Anyone recall that I posted an article by Yergin and said I didn't find it credible? This is what Mr Kunstler has to say. (www.kunstler.com)
The Yergin Puzzle
August 1, 2005
We begin this ominous month with the curious case of Daniel Yergin, who won the Pulitzer for his 1992 epic history of the oil industry, The Prize, later turned into a PBS megadocumentary. Since his big score, Yergin has set up a public relations firm called Cambridge Energy Research Associates (CERA) which, in the spirit of the PR profession, seems to have become the main disinformation organ for its clients, the major oil companies.
In a piece published in yesterday's Washington Post, Yergin takes the position that there is no problem with the global oil supply. Over the next five years, he says, both OPEC and non-OPEC producers will come up with an extra 16 million barrels a day, taking the world from its current 85 m/b/d to 101 m/b/d in 2010. This will happen, he says, because of "new technology" used to exploit unconventional sources of oil such as tar sands, ultra-deep-water developments, and natural gas liquids.
More than a few elements of Yergin's pitch are shifty. The slyest one is that he does not mention that unconventional oil tends to be very uncheap, and since it is cheap oil that enables America's "non-negotiable" easy motoring way of life, and the debt-fueled suburban sprawl-building economy that has evolved to serve it, there may indeed be a problem further along in the pipeline, so to speak.

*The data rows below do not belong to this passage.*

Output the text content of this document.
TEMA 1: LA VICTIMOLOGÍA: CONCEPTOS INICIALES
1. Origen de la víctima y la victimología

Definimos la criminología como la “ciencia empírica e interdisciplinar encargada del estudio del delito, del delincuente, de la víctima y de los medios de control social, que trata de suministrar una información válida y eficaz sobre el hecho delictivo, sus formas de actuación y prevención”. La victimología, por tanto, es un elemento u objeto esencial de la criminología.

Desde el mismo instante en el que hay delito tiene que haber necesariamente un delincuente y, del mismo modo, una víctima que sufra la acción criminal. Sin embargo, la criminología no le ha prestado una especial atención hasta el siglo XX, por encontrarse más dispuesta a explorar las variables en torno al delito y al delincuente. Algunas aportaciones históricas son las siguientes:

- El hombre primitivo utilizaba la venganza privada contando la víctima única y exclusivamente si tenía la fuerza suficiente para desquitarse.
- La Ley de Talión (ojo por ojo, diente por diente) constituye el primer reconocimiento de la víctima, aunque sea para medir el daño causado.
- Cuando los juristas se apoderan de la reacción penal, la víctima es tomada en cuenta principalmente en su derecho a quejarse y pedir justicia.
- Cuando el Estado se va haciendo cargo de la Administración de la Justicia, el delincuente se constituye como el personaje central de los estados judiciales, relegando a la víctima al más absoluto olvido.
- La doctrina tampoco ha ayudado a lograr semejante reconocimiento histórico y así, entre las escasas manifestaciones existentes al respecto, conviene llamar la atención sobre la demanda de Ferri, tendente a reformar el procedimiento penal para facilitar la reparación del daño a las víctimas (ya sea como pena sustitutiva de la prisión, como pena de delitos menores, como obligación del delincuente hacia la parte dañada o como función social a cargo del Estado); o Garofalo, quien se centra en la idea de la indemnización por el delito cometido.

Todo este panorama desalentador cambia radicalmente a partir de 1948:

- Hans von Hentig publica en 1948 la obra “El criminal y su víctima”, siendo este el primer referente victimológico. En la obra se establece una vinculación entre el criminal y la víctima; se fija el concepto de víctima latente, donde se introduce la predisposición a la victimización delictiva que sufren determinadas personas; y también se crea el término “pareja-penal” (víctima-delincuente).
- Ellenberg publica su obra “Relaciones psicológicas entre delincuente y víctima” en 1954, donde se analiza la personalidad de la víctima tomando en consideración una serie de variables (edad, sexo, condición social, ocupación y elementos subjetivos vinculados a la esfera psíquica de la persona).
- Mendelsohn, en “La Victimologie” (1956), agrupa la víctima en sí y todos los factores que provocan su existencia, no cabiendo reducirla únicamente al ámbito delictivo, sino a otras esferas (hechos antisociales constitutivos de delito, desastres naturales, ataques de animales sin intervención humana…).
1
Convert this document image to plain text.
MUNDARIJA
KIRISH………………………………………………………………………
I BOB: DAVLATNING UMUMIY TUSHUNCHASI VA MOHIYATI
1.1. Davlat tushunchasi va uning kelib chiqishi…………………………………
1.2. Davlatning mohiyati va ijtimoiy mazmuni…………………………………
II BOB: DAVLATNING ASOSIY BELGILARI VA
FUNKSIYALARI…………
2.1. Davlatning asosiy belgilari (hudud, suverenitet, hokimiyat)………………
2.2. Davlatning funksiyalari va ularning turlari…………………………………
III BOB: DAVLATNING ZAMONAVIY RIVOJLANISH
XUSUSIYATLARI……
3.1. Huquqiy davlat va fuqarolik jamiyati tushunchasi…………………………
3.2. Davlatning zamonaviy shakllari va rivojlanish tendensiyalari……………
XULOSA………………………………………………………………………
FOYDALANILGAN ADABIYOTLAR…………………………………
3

Yergin also leaves out the fact that most (and perhaps all) of the world's major conventional oil fields are past peak and now depleting at between three and twenty percent a year -- and, ironically, as in the case of the North Sea, the more advanced the drilling technology, the more efficiently the oil is recovered, the greater the rate of depletion.
The big question mark, of course, is Saudi Arabia, which until recently was believed to be years short of peak. A new analysis by Matthew Simmons, chief investment banker to the US drilling industry, and author of the just-published Twilight in the Desert, concludes that Saudi Arabia is peaking now. Simmons adds that the Saudi's 30-year-old super-giant Ghawar oil field (from which SA gets more than half its crude) has been structurally degraded by aggressive over-production and by the practice of injecting sea water into the geological strata in order to keep the pressure up in the wells.
Saudi oil reserve figures have been guarded as "state secrets" since they nationalized their industry in the 1970s, so nobody, including Mr. Yergin, knows for sure what is left under the desert. But we do know what is coming out of the Kingdom in its tankers, and despite repeated promises to increase production in order to goose down prices over the past year, the Saudis have failed to do so. This we know.
Among the other things Yergin's rosy analysis leaves out is that oil is inequitably distributed among the nations of the world. It is a generally accepted fact that roughly two thirds of the remaining oil lies under the Middle East, and another substantial fraction is in Central Asia. That is to say, it belongs either to people who hate us, or to landlocked countries on the farthest side of the globe (next door to China). Another significant pool (though past peak) belongs to Venezuela, run by Mr. Hugo Chavez, who remains irked by American attempts to overthrow his regime and have him bumped off. These facts ought to give pause to the confident.
The conclusion that a reasonable person might draw is that the West, and America in particular, is liable to have trouble getting its mitts on all the oil it needs, and that the industrial nations altogether are headed straight into a fateful geopolitical scramble for whatever's out there. That's exactly why we are in Iraq, by the way. It is our central forward base to secure Middle East oil supplies. And it also why we have embarked on the somewhat crazy and dubious project of setting up bases in several former Soviet republics. (Kyrgystan has just asked us to pack up and leave.) A great game is underway and the patriotic steroids that America has been taking since 9/11 are no guarantee that we will end up the winners.
Along these geopolitical lines, we note today the death of King Fahd of Saudi Arabia. Fahd had been disabled by a stroke for years, and the Kingdom has been effectively ruled during this time by his half-brother Prince Abdullah, who now becomes king. Abdullah himself is 82 years old, and whatever his abilities have been, he would not now seem destined for a long reign. What follows Abdullah --with Arabian oil entering its arc of depletion, and the kingdom's oil welfare disbursments shrinking among an exploding population, including a large number of unemployed, futureless, non-royal angry young Arabian men occupied in the study of a militant wahhabism -- may be a very turbulent chapter in the history of that region.
These are the things that Daniel Yergin's public relations escort service to the oil industry doesn't want to talk about.
By the way, the price of oil this morning: $61.02 a barrel as I close.